“NW”, de Zadie Smith
- circulareslivros
- 10 de jul. de 2021
- 3 min de leitura
Atualizado: 13 de jul. de 2021

Ao atravessar os códigos postais que dividem Londres, percebemos que existem muitas cidades dentro de uma só. Esse sistema de endereçamento acaba por delimitar e qualificar seus moradores. Uma espécie de selo de status. NW1, por exemplo, é mais glamourosa que NW6. E todos sabem disso.
Em NW, Zadie Smith conta fatos de quatro moradores da região situada no noroeste de Londres. Nomes de bairros, ruas, pubs, parques aparecem o tempo todo: Kilburn, Caldwell, Camden Lock, Hampton Heat, Cricklewood. As diferenças de classe e raça se cruzam, mas principalmente definem os limites de onde se pode chegar.
Os protagonistas — Leah, Natalie, Felix e Nathan -, vivem no mesmo cenário urbano e experienciam os mesmos cheiros e a mesma tensão de classe, raça e violência. Cada um, no entanto, se apresenta em uma armadilha íntima, com tormentos e questões éticas a resolver. É uma história com pessoas de carne e osso, cheias de contradições e dramas íntimos.
Kilburn (NW6) é a área onde Leah, Natalie e Nathan cresceram e onde Félix morava com a namorada. Inicialmente formada essencialmente por imigrantes irlandeses — há notícias de que o IRA foi fundado ali -, hoje é um centro multiétnico. Desde os anos 1970, muitos caribenhos e asiáticos mudaram-se para lá. Segundo o censo demográfico realizado em 2011, 24,6% da população é identificada como negra e 11,4% como descendentes de asiáticos. Apenas um pouco mais de 50% das pessoas que moram ali são nascidas na Inglaterra. Para se ter ideia desses números, em toda a Inglaterra 83,5% dos residentes nasceram na Inglaterra. Além disso, considerando a totalidade da população inglesa, 86% se identifica como branca. Nessa área, apenas 56% se apresenta como tal.
A mistura de culturas é realçada na constituição dos personagens da história. As nacionalidades e culturas se mesclam, tão naturalmente quanto o necessário para identificá-las. Leah é filha de irlandeses, casada com um imigrante francês, descendente de argelinos. Os pais de Natalie são jamaicanos e ela se casou com um homem meio italiano, meio africano. Félix foi criado em uma comunidade alternativa afro-caribenha. Dividem a convivência diária com a massa de nigerianos, indianos, paquistaneses e outros exilados que preenchem todos os espaços da NW6.
O cotidiano violento de Kilburn também se sobressai nas páginas do livro em diversos momentos. Kilburn não é conhecida como uma área segura, apresentando índices de criminalidade elevados para a realidade da Inglaterra. Nem sempre de forma sutil, são mostrados aspectos truculentos da cidade, como as ameaças de Shar e seus companheiros, o comportamento das pessoas no transporte público e a briga de rua que o marido de Leah protagoniza, o chute brutal na cachorrinha Olive, Nathan errando pelos becos e o assalto de Félix que acaba em morte.
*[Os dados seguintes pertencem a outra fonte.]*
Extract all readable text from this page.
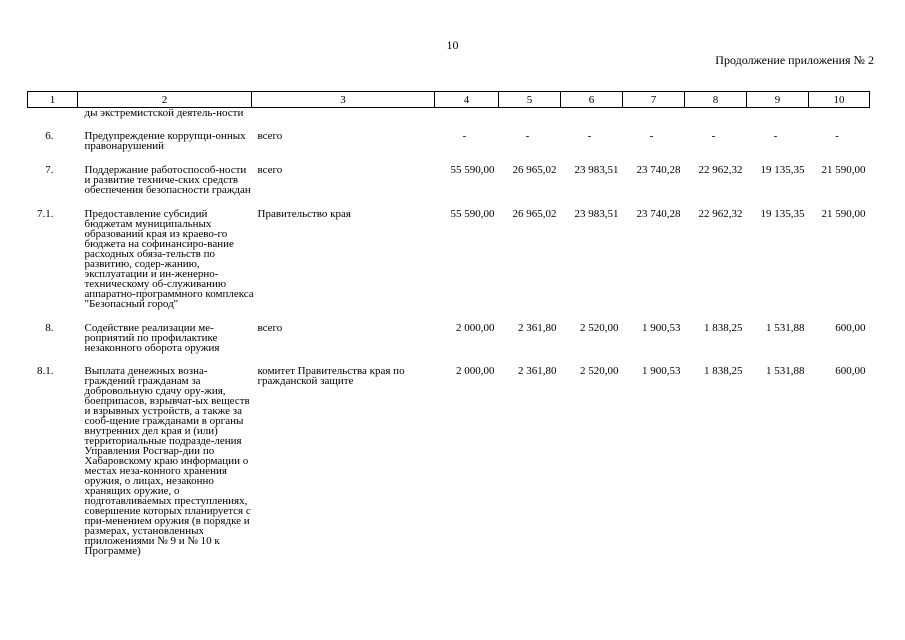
10
Продолжение приложения № 2
1	2	3	4	5	6	7	8	9	10

	ды экстремистской деятель-ности								

6.	Предупреждение коррупци-онных правонарушений	всего	-	-	-	-	-	-	-
7.	Поддержание работоспособ-ности и развитие техниче-ских средств обеспечения безопасности граждан	всего	55 590,00	26 965,02	23 983,51	23 740,28	22 962,32	19 135,35	21 590,00
7.1.	Предоставление субсидий бюджетам муниципальных образований края из краево-го бюджета на софинансиро-вание расходных обяза-тельств по развитию, содер-жанию, эксплуатации и ин-женерно-техническому об-служиванию аппаратно-программного комплекса "Безопасный город"	Правительство края	55 590,00	26 965,02	23 983,51	23 740,28	22 962,32	19 135,35	21 590,00
8.	Содействие реализации ме-роприятий по профилактике незаконного оборота оружия	всего	2 000,00	2 361,80	2 520,00	1 900,53	1 838,25	1 531,88	600,00
8.1.	Выплата денежных возна-граждений гражданам за добровольную сдачу ору-жия, боеприпасов, взрывчат-ых веществ и взрывных устройств, а также за сооб-щение гражданами в органы внутренних дел края и (или) территориальные подразде-ления Управления Росгвар-дии по Хабаровскому краю информации о местах неза-конного хранения оружия, о лицах, незаконно хранящих оружие, о подготавливаемых преступлениях, совершение которых планируется с при-менением оружия (в порядке и размерах, установленных приложениями № 9 и № 10 к Программе)	комитет Правительства края по гражданской защите	2 000,00	2 361,80	2 520,00	1 900,53	1 838,25	1 531,88	600,00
No cruzamento das ruas, entre encontros, compromissos e incertezas, Zadie vai orquestrando questões para reflexão: por que a maternidade é obrigatória?, como você lida com a invisibilização dos outros nas ruas?, quanto de diferença uma amizade suporta?, quais fantasias você usa todo dia?, o quanto se está disposto a não ser para ser o que acha ideal?
Preste atenção: 1) para cada capítulo, Zadie usa um tempo narrativo diferente. A história de Leah passa em um intervalo de cinco meses. Sobre Natalie, vamos da sua infância até os dias atuais. Já Félix e Nathan, acompanhamos por apenas um dia.
2) Há várias referências no texto sobre outras obras literárias, músicas e bandas.
Um desafio: o número 37 faz diferentes aparições no livro. Consegue percebê-las?
Zadie Smith é considerada um dos maiores talentos da literatura inglesa contemporânea. Seu primeiro livro, Dentes Brancos, foi publicado em 2000 quando ela tinha apenas 24 anos. Esse rom
ance foi incluído na lista Time dos 100 melhores romances em língua inglesa escritos entre 1953 e 2005.